Includes proposed utility rate, transit fee hikes

Columbia City Council to have second...

COLUMBIA, Mo. - This month, the Columbia City Council will need to make a decision regarding City Manager Mike Matthes' proposed budget for fiscal year 2018.

Some proposed suggestions have drawn questions and criticism from council members and the general public.

First, the proposed budget recommends raising paratransit fees from $2 to $3 and eliminating three routes with the lowest ridership: pink, light green and dark green.

The Public Works Department is also proposing cutting bus service for events such as Roots N' Blues and the True/False Film Festival, saving the department about $20,000.

Many departments are suffering revenue shortfalls due to low sales tax growth.

At their work session on the budget two weeks ago, council members discussed alternatives to cutting the bus routes. By the end of the discussion, most said they were leaning toward a flex system. 

"I'm uncomfortable with cutting service," said Ward 4 Councilman Ian Thomas at the meeting. "Although those three routes have low ridership, the people that are riding it really need it and it's going to cause chaos in their lives and further undermine our efforts to move toward the transit service we want."

By implementing a flex system, the service would be on demand. Exact details need to be worked out, but someone who needs a ride could call a number and then a van would show up to take them to another bus route.

Cheryl Price, chair of the Public Transit Advisory Commission, said that she hopes the council will consider not increasing the fares a whole dollar. She also recommended the flex system.

The Utilities Department also proposed utility hikes across the board. Some council members were concerned about the increases to water and electricity rates, which have not been approved in some capacity by voters.

According to the department's director, Tad Johnson, it needs to raise the water rate to pay for planned capital improvement projects.
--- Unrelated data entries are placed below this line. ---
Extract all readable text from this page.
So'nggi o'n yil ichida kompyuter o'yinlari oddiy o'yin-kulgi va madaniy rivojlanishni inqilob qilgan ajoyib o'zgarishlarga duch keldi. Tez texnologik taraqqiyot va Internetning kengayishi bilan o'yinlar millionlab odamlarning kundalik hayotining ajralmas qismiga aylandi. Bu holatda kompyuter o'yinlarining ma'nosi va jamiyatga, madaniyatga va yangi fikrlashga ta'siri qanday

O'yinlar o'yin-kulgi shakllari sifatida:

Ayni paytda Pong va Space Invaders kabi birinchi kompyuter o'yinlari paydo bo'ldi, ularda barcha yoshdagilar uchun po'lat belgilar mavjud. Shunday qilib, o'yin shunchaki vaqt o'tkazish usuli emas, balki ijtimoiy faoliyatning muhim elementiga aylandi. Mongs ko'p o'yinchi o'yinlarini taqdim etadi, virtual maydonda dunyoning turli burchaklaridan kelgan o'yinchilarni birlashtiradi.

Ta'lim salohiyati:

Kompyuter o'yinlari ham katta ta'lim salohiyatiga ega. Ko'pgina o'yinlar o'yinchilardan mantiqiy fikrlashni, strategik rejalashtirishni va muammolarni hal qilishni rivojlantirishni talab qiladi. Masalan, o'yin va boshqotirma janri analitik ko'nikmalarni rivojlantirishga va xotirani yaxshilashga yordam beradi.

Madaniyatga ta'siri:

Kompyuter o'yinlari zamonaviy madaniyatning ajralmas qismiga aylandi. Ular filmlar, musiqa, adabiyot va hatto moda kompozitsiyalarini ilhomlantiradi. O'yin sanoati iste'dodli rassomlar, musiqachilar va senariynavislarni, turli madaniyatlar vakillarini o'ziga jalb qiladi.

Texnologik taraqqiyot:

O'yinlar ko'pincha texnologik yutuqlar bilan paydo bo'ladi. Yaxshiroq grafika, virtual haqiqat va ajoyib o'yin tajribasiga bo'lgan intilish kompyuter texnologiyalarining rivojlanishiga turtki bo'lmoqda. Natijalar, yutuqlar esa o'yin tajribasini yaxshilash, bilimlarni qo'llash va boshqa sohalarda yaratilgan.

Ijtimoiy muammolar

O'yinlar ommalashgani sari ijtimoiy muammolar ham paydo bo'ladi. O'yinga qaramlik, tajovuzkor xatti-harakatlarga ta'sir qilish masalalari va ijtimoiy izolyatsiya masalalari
The water revenue goes into the department's cash reserve when the city isn't paying back loans on a bond.

Mayor Brian Treece said he didn't think it was appropriate for the city to ask customers to pay more to help the department "stockpile cash."

Ward 2 Councilman Mike Trapp said he thought the department needed the money because if it didn't have the money right away, it would have to postpone those improvement projects, which would make them more expensive. 

"We'll deplete our cash reserves, which could jeopardize our bond rating," he said.

Thomas said he had concerns about cost-burden inequities between current and future customers as well as between low-usage residential customers and higher-usage commercial customers.

Ward 6 Councilwoman Betsy Peters said in an email that she thought it was a complicated issue and planned to continue studying the recommendations and questions if needed.

"Hopefully between the information the city provides and the questions from citizens, we can make a well-founded decision regarding this potential rate increase," she said. 

The council will discuss these issues as well as other budget proposals at Tuesday night's council meeting. The public is welcome to make comments on any of the proposals listed for public hearing.